Characterization of a nosocomial outbreak caused by a multiresistant Acinetobacter baumannii strain with a carbapenem-hydrolyzing enzyme: high-level carbapenem resistance in A. baumannii is not due solely to the presence of beta-lactamases

Abstract

From February to November 1997, 29 inpatients at Ramón y Cajal Hospital, Madrid, Spain, were determined to be either colonized or infected with imipenem- and meropenem-resistant Acinetobacter baumannii (IMRAB) strains (MICs, 128 to 256 microg/ml).

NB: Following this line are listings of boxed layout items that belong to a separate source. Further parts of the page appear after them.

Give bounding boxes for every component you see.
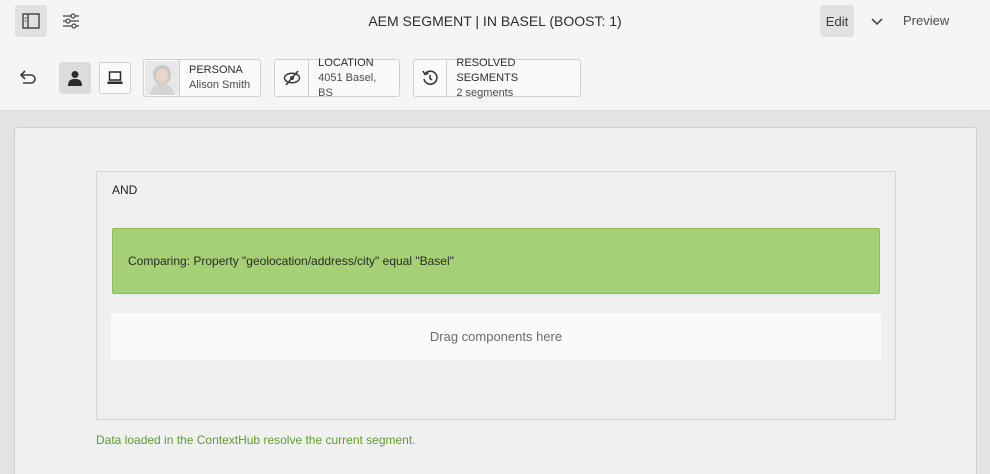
drop-zone[interactable]: Drag components here <box>111 313 881 360</box>
location-chip[interactable]: LOCATION 4051 Basel, BS <box>274 56 400 99</box>
persona-chip[interactable]: PERSONA Alison Smith <box>143 59 261 97</box>
person-icon <box>68 71 82 86</box>
undo-button[interactable] <box>14 61 42 93</box>
location-value: 4051 Basel, BS <box>318 71 377 99</box>
mode-dropdown-button[interactable] <box>866 12 888 32</box>
contexthub-toolbar: PERSONA Alison Smith LOCATION 4051 Basel… <box>0 44 990 111</box>
preview-button[interactable]: Preview <box>903 13 949 28</box>
resolved-segments-chip[interactable]: RESOLVED SEGMENTS 2 segments <box>413 56 581 99</box>
device-icon <box>107 71 123 84</box>
persona-value: Alison Smith <box>189 79 251 91</box>
resolved-segments-value: 2 segments <box>456 86 514 99</box>
page-properties-button[interactable] <box>55 5 87 37</box>
status-message: Data loaded in the ContextHub resolve th… <box>96 433 416 447</box>
device-mode-button[interactable] <box>99 62 131 94</box>
container-operator-label: AND <box>112 183 138 197</box>
undo-icon <box>19 70 36 84</box>
toggle-side-panel-button[interactable] <box>15 5 47 37</box>
edit-mode-button[interactable]: Edit <box>820 5 854 37</box>
header-bar: AEM SEGMENT | IN BASEL (BOOST: 1) Edit P… <box>0 0 990 44</box>
side-panel-icon <box>22 13 40 29</box>
location-label: LOCATION <box>318 56 374 69</box>
refresh-icon <box>422 70 438 85</box>
resolved-segments-label: RESOLVED SEGMENTS <box>456 56 519 84</box>
refresh-icon-wrap <box>414 60 448 96</box>
and-container[interactable]: AND Comparing: Property "geolocation/add… <box>96 171 896 420</box>
location-icon <box>283 70 300 86</box>
chevron-down-icon <box>871 18 883 26</box>
avatar <box>144 60 180 96</box>
properties-icon <box>63 13 79 29</box>
segment-editor-canvas: AND Comparing: Property "geolocation/add… <box>14 127 977 474</box>
persona-mode-button[interactable] <box>59 62 91 94</box>
location-icon-wrap <box>275 60 310 96</box>
comparison-rule[interactable]: Comparing: Property "geolocation/address… <box>112 228 880 294</box>
persona-label: PERSONA <box>189 64 243 76</box>
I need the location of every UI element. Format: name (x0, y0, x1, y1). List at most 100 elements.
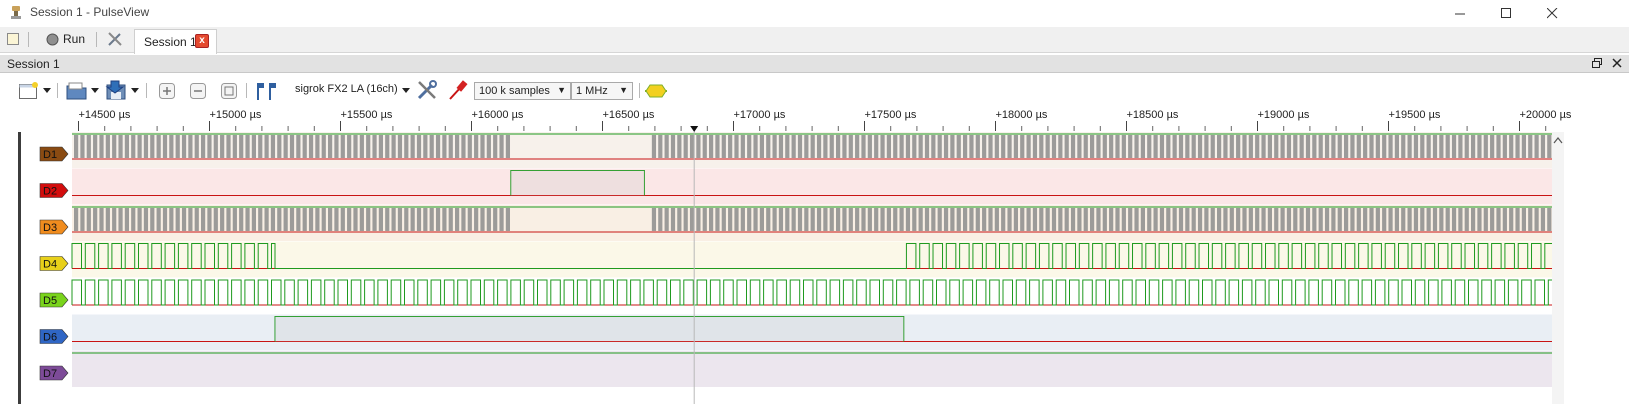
ruler-tick-label: +18000 µs (996, 109, 1048, 121)
dock-close-icon[interactable] (1612, 58, 1622, 68)
channel-label-d3[interactable]: D3 (43, 222, 57, 234)
dense-transition-block (772, 208, 777, 231)
device-selector[interactable]: sigrok FX2 LA (16ch) (295, 83, 398, 95)
zoom-fit-icon[interactable] (220, 82, 238, 100)
dense-transition-block (1159, 135, 1165, 158)
toolbar-separator (57, 83, 58, 98)
settings-button[interactable] (106, 29, 124, 49)
dense-transition-block (956, 208, 961, 231)
new-view-button[interactable] (6, 29, 20, 49)
chevron-down-icon[interactable] (402, 88, 411, 94)
chevron-down-icon[interactable] (43, 88, 52, 94)
dense-transition-block (963, 135, 968, 158)
dense-transition-block (334, 135, 339, 158)
dense-transition-block (658, 208, 663, 231)
dense-transition-block (829, 208, 834, 231)
dense-transition-block (220, 135, 225, 158)
cursor-icon[interactable] (254, 81, 278, 101)
dense-transition-block (474, 208, 479, 231)
chevron-down-icon[interactable] (91, 88, 100, 94)
maximize-button[interactable] (1483, 0, 1529, 26)
probe-icon[interactable] (447, 79, 469, 101)
tab-session-1[interactable]: Session 1 x (134, 29, 217, 54)
dense-transition-block (124, 135, 129, 158)
dense-transition-block (1324, 208, 1330, 231)
configure-device-icon[interactable] (416, 79, 438, 101)
dense-transition-block (1153, 208, 1158, 231)
trace-view[interactable]: +14500 µs +15000 µs +15500 µs +16000 µs +165… (0, 108, 1629, 404)
dense-transition-block (918, 135, 923, 158)
zoom-out-icon[interactable] (189, 82, 207, 100)
sample-count-select[interactable]: 100 k samples ▼ (474, 82, 571, 100)
float-icon[interactable] (1592, 58, 1602, 68)
ruler-tick-label: +17500 µs (865, 109, 917, 121)
dense-transition-block (474, 135, 479, 158)
chevron-down-icon[interactable] (131, 88, 140, 94)
dense-transition-block (1197, 208, 1203, 231)
new-session-icon[interactable] (18, 81, 40, 101)
dense-transition-block (689, 208, 695, 231)
dense-transition-block (499, 208, 504, 231)
dense-transition-block (118, 135, 123, 158)
dense-transition-block (93, 208, 98, 231)
close-button[interactable] (1529, 0, 1575, 26)
dense-transition-block (734, 135, 739, 158)
dense-transition-block (181, 135, 187, 158)
run-button[interactable]: Run (46, 29, 85, 49)
dense-transition-block (137, 208, 142, 231)
dense-transition-block (385, 208, 390, 231)
dense-transition-block (829, 135, 834, 158)
dense-transition-block (1217, 208, 1222, 231)
dense-transition-block (124, 208, 129, 231)
minimize-button[interactable] (1437, 0, 1483, 26)
dense-transition-block (321, 135, 326, 158)
channel-label-d6[interactable]: D6 (43, 332, 57, 344)
add-decoder-icon[interactable] (645, 84, 667, 98)
dense-transition-block (162, 208, 168, 231)
dense-transition-block (740, 135, 745, 158)
channel-label-d2[interactable]: D2 (43, 186, 57, 198)
dense-transition-block (328, 135, 333, 158)
dense-transition-block (886, 135, 891, 158)
dense-transition-block (1324, 135, 1330, 158)
save-icon[interactable] (105, 79, 127, 101)
zoom-in-icon[interactable] (158, 82, 176, 100)
dense-transition-block (1445, 135, 1450, 158)
run-icon (46, 33, 59, 45)
dense-transition-block (861, 208, 866, 231)
dense-transition-block (747, 135, 752, 158)
dense-transition-block (99, 135, 104, 158)
channel-label-d7[interactable]: D7 (43, 368, 57, 380)
dense-transition-block (359, 135, 364, 158)
dense-transition-block (1394, 208, 1399, 231)
dense-transition-block (937, 135, 942, 158)
sample-rate-select[interactable]: 1 MHz ▼ (571, 82, 633, 100)
dense-transition-block (1020, 135, 1025, 158)
dense-transition-block (1483, 208, 1488, 231)
pulse-shade (275, 316, 904, 342)
dense-transition-block (785, 208, 790, 231)
dense-transition-block (994, 135, 999, 158)
dense-transition-block (1261, 135, 1266, 158)
open-folder-icon[interactable] (66, 81, 88, 101)
dense-transition-block (1305, 135, 1311, 158)
dense-transition-block (975, 135, 980, 158)
dense-transition-block (810, 208, 815, 231)
channel-label-d4[interactable]: D4 (43, 259, 57, 271)
dense-transition-block (1401, 208, 1406, 231)
dense-transition-block (429, 135, 434, 158)
dense-transition-block (1451, 135, 1457, 158)
vertical-scrollbar[interactable] (1552, 132, 1564, 404)
channel-label-d5[interactable]: D5 (43, 295, 57, 307)
dense-transition-block (943, 208, 949, 231)
dense-transition-block (1090, 135, 1095, 158)
dense-transition-block (1458, 208, 1463, 231)
dense-transition-block (1464, 208, 1469, 231)
dense-transition-block (1502, 208, 1507, 231)
dense-transition-block (1255, 135, 1260, 158)
dense-transition-block (950, 135, 955, 158)
dense-transition-block (1496, 135, 1501, 158)
tab-close-icon[interactable]: x (195, 34, 209, 48)
channel-label-d1[interactable]: D1 (43, 149, 57, 161)
dense-transition-block (1109, 208, 1114, 231)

A wide antibiotic multiresistance profile was observed with IMRAB strains. For typing IMRAB isolates, pulsed-field gel electrophoresis was used. For comparative purposes, 30 imipenem- and meropenem-susceptible A. baumannii (IMSAB) strains isolated before, during, and after the outbreak were included in this study. The molecular-typing results showed that the outbreak was caused by a single IMRAB strain (genotype A). By cloning experiments we identified a class D beta-lactamase (OXA-24) encoded in the chromosomal DNA of this IMRAB strain which showed carbapenem hydrolysis. Moreover, the outer membrane profile of the IMRAB strain showed a reduction in the expression of two porins at 22 and 33 kDa when compared with genetically related IMSAB isolates. In addition no efflux mechanisms were identified in the IMRAB strains. In summary, we report here the molecular characterization of a nosocomial outbreak caused by one multiresistant A. baumannii epidemic strain that harbors a carbapenem-hydrolyzing enzyme. Although alterations in the penicillin-binding proteins cannot be ruled out, the reduction in the expression of two porins and the presence of this OXA-derived beta-lactamase are involved in the carbapenem resistance of the epidemic nosocomial IMRAB strain.

FIG. 1

Patterns obtained by PFGE with SmaI. Lanes 1, 10, 14, and 19, low-range PFG DNA marker (New England Biolabs, United Kingdom). Lanes 2 through 9, IMRAB strains 1, 3, 6, 8, 24, 25, 26, and 28, respectively, in Table 1. Lanes 11 through 13, IMSAB PRE strains 31 to 33, respectively; lanes 15 through 18, IMSAB AT strains 34 through 37, respectively; lanes 20 through 22, IMSAB POST strains 38 through 40, respectively.

FIG. 2

Patterns obtained by REP-PCR. The numbers above the figure indicate the corresponding strains (Table 1). Lanes λ_III and λ_V, DNA molecular weight markers III and V, respectively (Boehringer GmbH, Mannheim, Germany).

FIG. 3

(A) OMP profile of the IMSAB strain 34 (Table 1) (lane 1) and IMRAB strain RYC 52763/97 (lane 2). SDS—12.5% polyacrylamide gel electrophoresis and silver staining. Arrows, the different expression of porins at 22 and 33 kDa. (B) Densitometric analysis of the gel shown in panel A. 1, IMSAB protein pattern; 2, IMRAB protein pattern. Arrows indicate the different expression of porins at 22 and 33 kDa.

FIG. 4

Absence of the OXA-24 gene in different carbapenem-susceptible IMSAB strains by PCR amplification with P1 and P2 OXA primers. Lanes 1 and 11, molecular weight marker λ_III (Boehringer); lane 2, A. baumannii RYC 52763/97 as the positive control; lanes 3 and 4, two epidemic genetically related IMRAB strains; lanes 5 through 10, different genetically unrelated carbapenem-susceptible IMSAB strains.